In a technologically driven environment, the temptation to develop a proprietary web crawling solution is virtually irresistible. Our latest report examines the true cost of computing and software development resources required to deliver a data crawling and structuring solution at scale:
Development & Maintenance
Development could mean coding a proprietary solution from scratch, or modifying an existing crawling software development environment (SDE) to meet your specific needs. Either way, delivering a stable solution takes months. At least one full time employee is usually assigned to own the development and maintenance of such a crawling infrastructure. The goal is to deliver comprehensive coverage, low latency, and high granularity. The cost of hiring a developer does vary across geographies and industries, but represents a significant expense. Assuming you simply assign the initiative to your existing development team, it still means diverting resources away from other initiatives.
Your multi-threaded crawler software will run 24/7 on a dedicated machine. Depending on your efficiency requirements, the cost is at least $100 per month to download thousands of pages a day from multiple sites.

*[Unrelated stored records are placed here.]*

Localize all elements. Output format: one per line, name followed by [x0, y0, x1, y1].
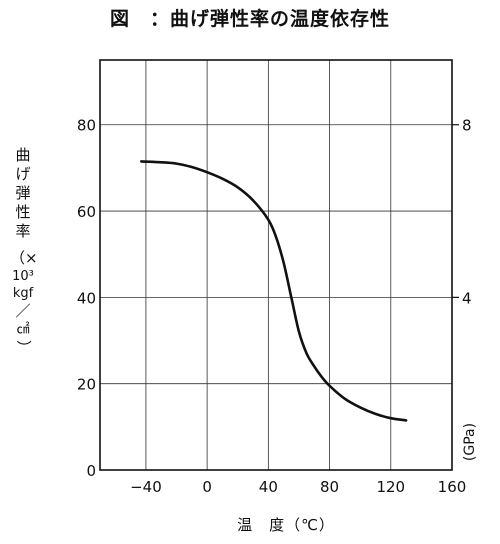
x-tick-label: 120: [376, 478, 405, 496]
plot-frame: [99, 59, 453, 471]
x-tick-label: 40: [259, 478, 278, 496]
y-tick-label: 60: [77, 203, 96, 221]
y-axis-label-char: 曲: [15, 146, 31, 164]
y2-tick-label: 4: [462, 289, 472, 307]
axis-ticks: −40 0 40 80 120 160 0 20 40 60 80 4 8: [77, 117, 472, 496]
series-layer: [140, 160, 408, 422]
y-axis-label-char: 率: [15, 222, 31, 240]
grid: [100, 60, 452, 470]
y-axis-label-char: 10³: [12, 269, 34, 284]
x-tick-label: 0: [202, 478, 212, 496]
y-axis-label-char: 性: [15, 203, 31, 221]
y-tick-label: 40: [77, 289, 96, 307]
y-axis-label-char: kgf: [12, 286, 34, 301]
y-axis-label-char: 弾: [15, 184, 31, 202]
y-axis-label: 曲 げ 弾 性 率 （× 10³ kgf ／ ㎠ ）: [10, 146, 38, 357]
y-tick-label: 80: [77, 117, 96, 135]
y-axis-label-char: ㎠: [16, 322, 30, 337]
x-axis-label: 温 度（℃）: [237, 516, 335, 534]
x-tick-label: 160: [438, 478, 467, 496]
y2-axis-label: (GPa): [462, 423, 478, 461]
y-tick-label: 20: [77, 376, 96, 394]
y-axis-label-char: ／: [15, 302, 31, 320]
chart-title: 図 ：曲げ弾性率の温度依存性: [109, 8, 390, 30]
y-axis-label-char: げ: [15, 165, 31, 183]
y2-tick-label: 8: [462, 117, 472, 135]
y-axis-label-char: （×: [10, 249, 38, 267]
x-tick-label: 80: [320, 478, 339, 496]
y-tick-label: 0: [86, 462, 96, 480]
x-tick-label: −40: [130, 478, 162, 496]
series-line: [140, 160, 408, 422]
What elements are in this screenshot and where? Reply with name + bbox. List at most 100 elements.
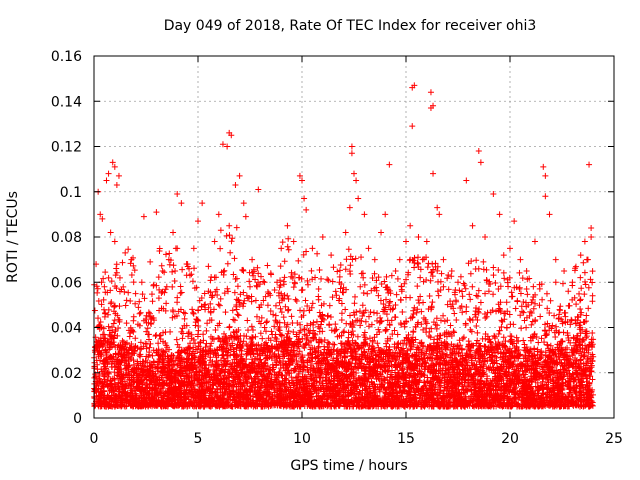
data-point	[175, 308, 182, 315]
data-point	[189, 278, 196, 285]
data-point	[91, 347, 98, 354]
data-point	[166, 346, 173, 353]
data-point	[188, 383, 195, 390]
data-point	[141, 392, 148, 399]
data-point	[146, 351, 153, 358]
data-point	[196, 387, 203, 394]
data-point	[171, 313, 178, 320]
data-point	[148, 291, 155, 298]
data-point	[118, 347, 125, 354]
data-point	[155, 381, 162, 388]
data-point	[184, 403, 191, 410]
data-point	[132, 387, 139, 394]
data-point	[192, 361, 199, 368]
data-point	[124, 364, 131, 371]
data-point	[193, 346, 200, 353]
data-point	[94, 285, 101, 292]
data-point	[126, 379, 133, 386]
data-point	[121, 378, 128, 385]
data-point	[196, 400, 203, 407]
data-point	[106, 346, 113, 353]
data-point	[114, 312, 121, 319]
data-point	[207, 333, 214, 340]
data-point	[174, 396, 181, 403]
data-point	[210, 363, 217, 370]
data-point	[157, 365, 164, 372]
data-point	[164, 371, 171, 378]
data-point	[136, 346, 143, 353]
data-point	[154, 376, 161, 383]
data-point	[206, 317, 213, 324]
data-point	[178, 328, 185, 335]
data-point	[94, 380, 101, 387]
data-point	[125, 327, 132, 334]
data-point	[142, 389, 149, 396]
data-point	[114, 372, 121, 379]
data-point	[177, 393, 184, 400]
data-point	[161, 269, 168, 276]
data-point	[131, 267, 138, 274]
data-point	[130, 279, 137, 286]
data-point	[144, 331, 151, 338]
data-point	[164, 396, 171, 403]
data-point	[149, 298, 156, 305]
data-point	[204, 369, 211, 376]
data-point	[205, 385, 212, 392]
data-point	[181, 395, 188, 402]
data-point	[205, 371, 212, 378]
data-point	[211, 274, 218, 281]
data-point	[200, 337, 207, 344]
data-point	[194, 331, 201, 338]
data-point	[107, 287, 114, 294]
data-point	[136, 384, 143, 391]
data-point	[112, 272, 119, 279]
data-point	[113, 265, 120, 272]
data-point	[208, 373, 215, 380]
data-point	[181, 315, 188, 322]
data-point	[186, 379, 193, 386]
data-point	[105, 373, 112, 380]
data-point	[203, 380, 210, 387]
data-point	[163, 380, 170, 387]
data-point	[143, 345, 150, 352]
data-point	[136, 298, 143, 305]
data-point	[191, 350, 198, 357]
data-point	[101, 373, 108, 380]
data-point	[117, 401, 124, 408]
data-point	[104, 369, 111, 376]
data-point	[112, 384, 119, 391]
data-point	[166, 250, 173, 257]
data-point	[168, 352, 175, 359]
data-point	[211, 336, 218, 343]
data-point	[94, 289, 101, 296]
data-point	[104, 392, 111, 399]
data-point	[181, 362, 188, 369]
data-point	[120, 283, 127, 290]
data-point	[191, 265, 198, 272]
data-point	[100, 341, 107, 348]
data-point	[176, 379, 183, 386]
data-point	[168, 398, 175, 405]
data-point	[105, 323, 112, 330]
data-point	[115, 388, 122, 395]
data-point	[116, 288, 123, 295]
data-point	[135, 403, 142, 410]
data-point	[159, 357, 166, 364]
data-point	[95, 337, 102, 344]
data-point	[155, 295, 162, 302]
data-point	[92, 343, 99, 350]
data-points	[91, 82, 597, 410]
data-point	[145, 309, 152, 316]
data-point	[173, 336, 180, 343]
data-point	[105, 403, 112, 410]
data-point	[155, 340, 162, 347]
data-point	[198, 295, 205, 302]
data-point	[161, 364, 168, 371]
data-point	[190, 310, 197, 317]
data-point	[166, 382, 173, 389]
data-point	[156, 247, 163, 254]
data-point	[163, 251, 170, 258]
data-point	[136, 310, 143, 317]
data-point	[187, 345, 194, 352]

While developing a rudimentary crawling solution is not rocket science, the approach is rarely scalable (assuming you’re not in the web crawling business). When it’s time to grow, your web data requirements grow with you. Pretty soon, you need to add more crawlers, filter the content you crawl, maintain hundreds or thousands of new sources per day, and the list goes on. That database you’ve putting off installing has to go live ASAP so you can filter out duplicates and schedule crawling jobs across multiple crawlers. Efficient data filtering also requires an indexing solution you can query consistently. Over time, you’ll need to hire even more developers to develop a more robust solution that can keep up with the dynamic nature of the web. That’s when the CFO starts asking why you’re spending so much on an initiative that is not aligned with your core competence.